In APA, each application will have a parent partition, and may have a child partition. Each of them may have 1 main partition, as well as up to 64 sub-partitions. The maximum partition size on a disk is 1/32 of the disk's capacity, limited to 32GB.
So if you have 500 titles, for example, you could have something like 1000 partitions. We also try to save space by mixing and matching partitions (i.e. for a 4.1GB game, it might consume 2 partitions, one 4GB and one 128MB).
It's poor for large disks because it has no partition table, requiring the driver to scan through all partitions. Each partition is also very spread out, so the HDD's seek time gets ramped up (if there are 1000 partitions, 5ms will become 5000ms). It's likely why using a SSD will magically solve all its problems.
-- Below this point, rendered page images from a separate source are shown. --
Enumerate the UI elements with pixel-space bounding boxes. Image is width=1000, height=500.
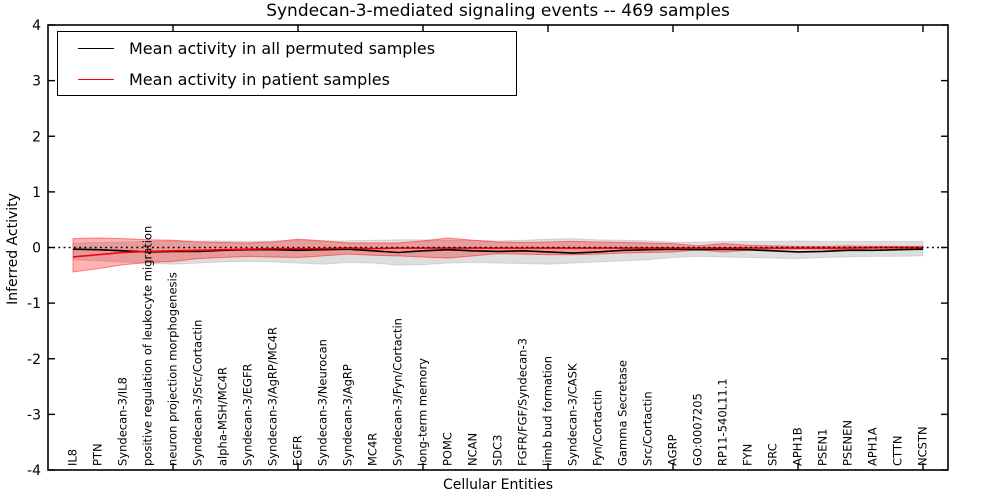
category-label: limb bud formation bbox=[541, 356, 555, 466]
y-tick-label: 1 bbox=[32, 185, 41, 201]
category-label: Syndecan-3/Fyn/Cortactin bbox=[391, 318, 405, 466]
category-label: Syndecan-3/Src/Cortactin bbox=[191, 320, 205, 466]
category-label: EGFR bbox=[291, 435, 305, 466]
category-label: Syndecan-3/AgRP bbox=[341, 364, 355, 466]
category-label: Syndecan-3/CASK bbox=[566, 363, 580, 466]
patient-band bbox=[72, 237, 924, 273]
category-label: SRC bbox=[766, 443, 780, 466]
category-label: Syndecan-3/IL8 bbox=[116, 377, 130, 466]
category-label: APH1A bbox=[866, 427, 880, 466]
y-tick-label: 4 bbox=[32, 18, 41, 34]
category-label: alpha-MSH/MC4R bbox=[216, 367, 230, 466]
legend-label-permuted: Mean activity in all permuted samples bbox=[129, 38, 436, 58]
y-tick-label: 2 bbox=[32, 129, 41, 145]
category-label: POMC bbox=[441, 432, 455, 466]
category-label: NCAN bbox=[466, 433, 480, 466]
y-tick-label: -2 bbox=[27, 352, 41, 368]
legend-entry-patient: Mean activity in patient samples bbox=[64, 67, 510, 91]
category-label: GO:0007205 bbox=[691, 393, 705, 466]
category-label: PTN bbox=[91, 443, 105, 466]
category-label: PSEN1 bbox=[816, 429, 830, 466]
category-label: RP11-540L11.1 bbox=[716, 378, 730, 466]
patient-line-swatch bbox=[78, 78, 114, 80]
y-tick-label: 0 bbox=[32, 241, 41, 257]
category-label: IL8 bbox=[66, 449, 80, 466]
legend-label-patient: Mean activity in patient samples bbox=[129, 69, 390, 89]
x-axis-label: Cellular Entities bbox=[442, 477, 554, 493]
category-label: FGFR/FGF/Syndecan-3 bbox=[516, 338, 530, 466]
category-label: PSENEN bbox=[841, 420, 855, 466]
category-label: MC4R bbox=[366, 433, 380, 466]
category-label: long-term memory bbox=[416, 358, 430, 466]
category-label: NCSTN bbox=[916, 426, 930, 466]
y-tick-label: -1 bbox=[27, 296, 41, 312]
y-tick-label: 3 bbox=[32, 74, 41, 90]
chart-title: Syndecan-3-mediated signaling events -- … bbox=[266, 1, 730, 21]
category-label: Fyn/Cortactin bbox=[591, 390, 605, 466]
category-label: Syndecan-3/Neurocan bbox=[316, 339, 330, 466]
category-label: Syndecan-3/EGFR bbox=[241, 363, 255, 466]
y-tick-label: -4 bbox=[27, 463, 41, 479]
category-label: APH1B bbox=[791, 427, 805, 466]
category-label: SDC3 bbox=[491, 434, 505, 466]
category-label: Syndecan-3/AgRP/MC4R bbox=[266, 327, 280, 466]
category-label: CTTN bbox=[891, 436, 905, 466]
y-tick-label: -3 bbox=[27, 407, 41, 423]
category-label: Gamma Secretase bbox=[616, 360, 630, 466]
category-label: positive regulation of leukocyte migrati… bbox=[141, 226, 155, 466]
category-label: AGRP bbox=[666, 434, 680, 466]
legend: Mean activity in all permuted samples Me… bbox=[57, 31, 517, 96]
category-label: neuron projection morphogenesis bbox=[166, 272, 180, 466]
permuted-line-swatch bbox=[78, 47, 114, 49]
category-label: Src/Cortactin bbox=[641, 391, 655, 466]
legend-entry-permuted: Mean activity in all permuted samples bbox=[64, 36, 510, 60]
category-label: FYN bbox=[741, 444, 755, 466]
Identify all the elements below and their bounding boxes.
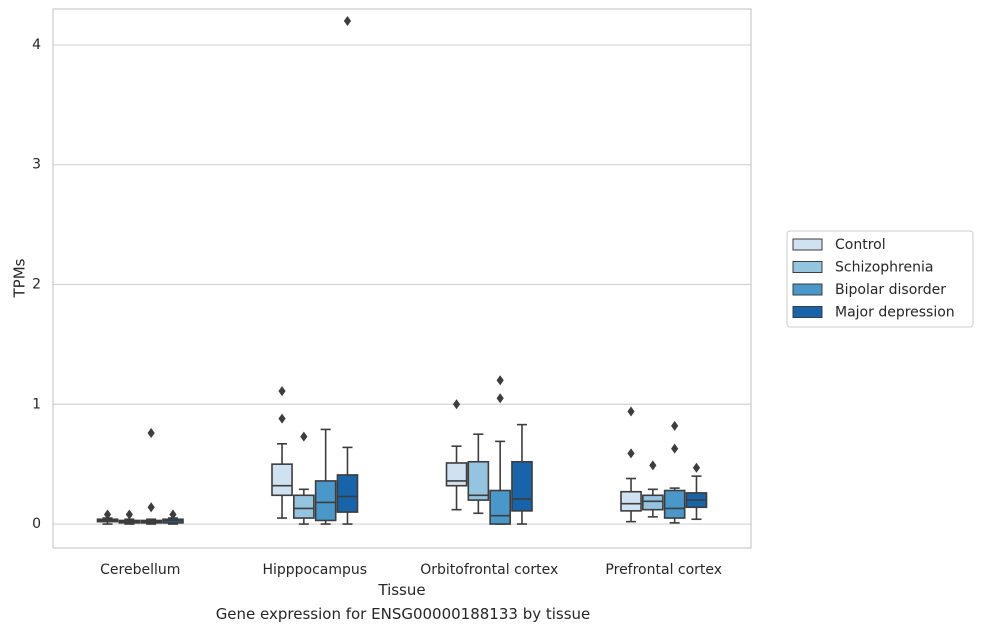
legend-label: Major depression [835,305,955,321]
legend-swatch [792,283,823,296]
box-iqr [663,489,686,519]
plot-area-frame [52,8,752,549]
outlier-point [343,15,352,26]
outlier-point [452,399,461,410]
box-iqr [336,474,359,513]
box-major-depression [162,509,184,525]
outlier-point [627,448,635,459]
outlier-point [278,386,286,397]
x-tick-labels: Cerebellum Hipppocampus Orbitofrontal cort… [100,562,722,578]
box-control [96,509,119,525]
box-major-depression [685,462,708,521]
box-bipolar-disorder [663,420,686,524]
box-bipolar-disorder [140,428,162,525]
box-schizophrenia [467,433,490,515]
legend-swatch [792,238,823,251]
x-axis-label: Tissue [377,581,425,599]
outlier-point [125,509,133,520]
box-control [620,406,642,523]
outlier-point [300,431,308,442]
outlier-point [103,509,112,520]
outlier-point [671,443,679,454]
box-iqr [445,462,468,487]
y-tick-label: 4 [32,37,41,53]
box-iqr [293,494,315,519]
outlier-point [147,502,155,513]
legend: Control Schizophrenia Bipolar disorder Majo… [786,230,974,328]
y-tick-label: 3 [32,157,41,173]
box-iqr [511,460,533,512]
y-tick-labels: 0 1 2 3 4 [32,37,41,532]
boxes [96,15,708,525]
legend-swatch [792,261,823,273]
x-tick-label: Hipppocampus [262,562,367,578]
box-bipolar-disorder [489,375,511,525]
box-iqr [620,490,642,512]
box-major-depression [511,423,533,525]
box-iqr [489,489,511,525]
box-schizophrenia [293,431,315,525]
box-schizophrenia [642,460,664,518]
outlier-point [496,393,504,404]
x-tick-label: Orbitofrontal cortex [420,562,558,578]
legend-label: Bipolar disorder [835,282,946,298]
box-control [445,399,468,511]
box-iqr [314,480,337,522]
x-tick-label: Prefrontal cortex [605,562,722,578]
y-tick-label: 2 [32,276,41,292]
y-axis-label: TPMs [11,258,29,298]
y-tick-label: 0 [32,516,41,532]
x-tick-label: Cerebellum [100,562,180,578]
box-major-depression [336,15,359,525]
gridlines [53,44,751,525]
box-iqr [642,494,664,511]
figure-caption: Gene expression for ENSG00000188133 by t… [215,605,591,623]
legend-frame [786,230,974,328]
outlier-point [278,413,286,424]
legend-label: Control [835,237,886,253]
box-iqr [467,460,490,501]
box-schizophrenia [118,509,141,525]
box-bipolar-disorder [314,428,337,525]
box-iqr [271,463,293,497]
outlier-point [627,406,635,417]
legend-label: Schizophrenia [835,260,933,276]
outlier-point [692,462,701,473]
y-tick-label: 1 [32,396,41,412]
box-control [271,386,293,519]
outlier-point [649,460,657,471]
outlier-point [671,420,679,431]
outlier-point [496,375,504,386]
legend-swatch [792,306,823,318]
outlier-point [147,428,155,439]
outlier-point [169,509,177,520]
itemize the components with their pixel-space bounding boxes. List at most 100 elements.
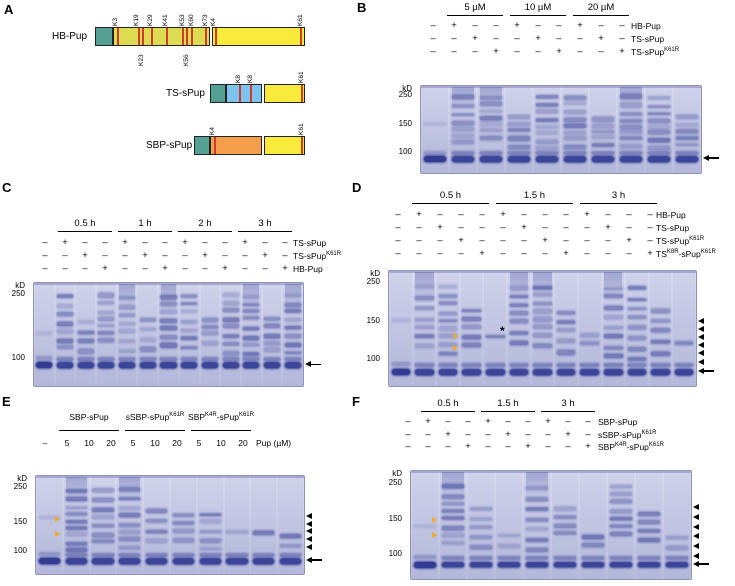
protein-band	[98, 362, 115, 369]
panel-f-label: F	[352, 394, 360, 409]
protein-band	[253, 553, 275, 557]
protein-band	[479, 95, 503, 100]
condition-sign: –	[598, 20, 604, 31]
condition-sign: +	[242, 237, 248, 248]
gel-lane	[578, 271, 601, 386]
condition-label: HB-Pup	[631, 21, 661, 31]
protein-band	[243, 316, 260, 320]
protein-band	[119, 553, 141, 557]
protein-band	[507, 136, 531, 141]
gel-lane	[390, 271, 412, 386]
protein-band	[619, 130, 643, 134]
lysine-label-top: K8	[234, 75, 242, 83]
condition-sign: +	[182, 237, 188, 248]
protein-band	[172, 513, 195, 517]
protein-band	[451, 121, 475, 125]
gel-lane	[221, 283, 240, 386]
protein-band	[181, 295, 198, 298]
protein-band	[160, 302, 177, 307]
group-underline	[59, 430, 119, 431]
protein-band	[263, 347, 280, 353]
condition-sign: +	[556, 46, 562, 57]
unmodified-protein-arrow	[703, 154, 720, 162]
condition-label: TS-sPupK61R	[293, 251, 341, 261]
protein-band	[563, 151, 587, 155]
protein-band	[415, 318, 434, 322]
protein-band	[556, 328, 576, 332]
condition-sign: –	[162, 237, 168, 248]
protein-band	[507, 122, 531, 126]
protein-band	[441, 484, 465, 489]
protein-band	[423, 156, 447, 163]
protein-band	[675, 143, 699, 146]
condition-sign: –	[514, 46, 520, 57]
protein-band	[469, 562, 493, 568]
condition-sign: –	[500, 248, 506, 259]
protein-band	[619, 119, 643, 123]
protein-band	[533, 285, 552, 290]
condition-sign: –	[525, 428, 531, 440]
protein-band	[497, 562, 521, 568]
protein-band	[36, 362, 53, 369]
protein-band	[181, 357, 198, 361]
protein-band	[604, 353, 623, 358]
protein-band	[525, 556, 549, 560]
arrow-tip	[693, 560, 699, 567]
group-underline	[125, 430, 185, 431]
protein-band	[553, 562, 577, 568]
protein-band	[284, 351, 301, 355]
protein-band	[201, 357, 218, 361]
protein-band	[139, 327, 156, 331]
label-superscript: K61R	[238, 412, 254, 419]
lysine-label-top: K4	[209, 18, 217, 26]
protein-band	[77, 339, 94, 344]
group-underline	[412, 203, 489, 204]
protein-band	[77, 357, 94, 361]
pupylated-band-arrowhead	[693, 523, 699, 530]
marker-150-kd: 150	[366, 315, 380, 325]
protein-band	[263, 323, 280, 328]
protein-band	[556, 321, 576, 324]
protein-band	[619, 94, 643, 99]
linker-segment	[113, 27, 210, 46]
highlight-arrowhead-yellow	[452, 332, 458, 339]
lane-concentration: 10	[216, 438, 226, 448]
condition-sign: –	[82, 263, 88, 274]
protein-band	[222, 293, 239, 298]
protein-band	[279, 558, 302, 564]
condition-sign: +	[222, 263, 228, 274]
protein-band	[181, 328, 198, 333]
lysine-label-top: K3	[111, 18, 119, 26]
protein-band	[462, 317, 481, 322]
gel-image-e	[35, 475, 305, 575]
protein-band	[65, 558, 87, 564]
protein-band	[591, 117, 615, 122]
protein-band	[651, 319, 670, 323]
condition-sign: –	[542, 248, 548, 259]
condition-sign: –	[563, 235, 569, 246]
lysine-label-top: K8	[246, 75, 254, 83]
group-underline	[496, 203, 573, 204]
protein-band	[604, 363, 623, 367]
arrow-tip	[698, 368, 704, 375]
protein-band	[533, 301, 552, 306]
gel-lane	[63, 476, 89, 574]
condition-sign: +	[619, 46, 625, 57]
protein-band	[553, 531, 577, 535]
marker-100-kd: 100	[388, 549, 402, 559]
condition-sign: –	[62, 263, 68, 274]
protein-band	[415, 334, 434, 338]
condition-label: TS-sPup	[293, 238, 326, 248]
protein-band	[65, 541, 87, 546]
protein-band	[415, 307, 434, 310]
protein-band	[56, 304, 74, 309]
condition-sign: +	[282, 263, 288, 274]
protein-band	[563, 156, 587, 162]
protein-band	[479, 136, 503, 141]
condition-sign: –	[565, 441, 571, 452]
protein-band	[509, 369, 529, 375]
protein-band	[199, 553, 221, 557]
condition-sign: –	[584, 235, 590, 246]
lysine-stripe	[142, 28, 145, 45]
pupylated-band-arrowhead	[698, 342, 704, 349]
Also because there's no partition table, the cache system of APA involves storing the partition's data in memory. That's 1KB per partition, which results in high memory usage. Since that's not possible, so the cache remains small and hence becomes insufficient for large disks.
When we comes to MBR, you can have up to 4 partitions, but nothing really forces you to have a specific number of partitions. You can have any number of applications on a partition, up to the limits of the filesystem.
I was skeptical about the capabilities of E2OPL (if I remember right) because I did try to make a micro FAT32 driver, and failed to make it work very well (the old commits are there).
But because I had a lot to deal with (in real life) during that period of time, I did not look at what its author did and did not involve myself with his progress. So I don't know for myself, whether it really worked as well as claimed, which is why I still have my doubts.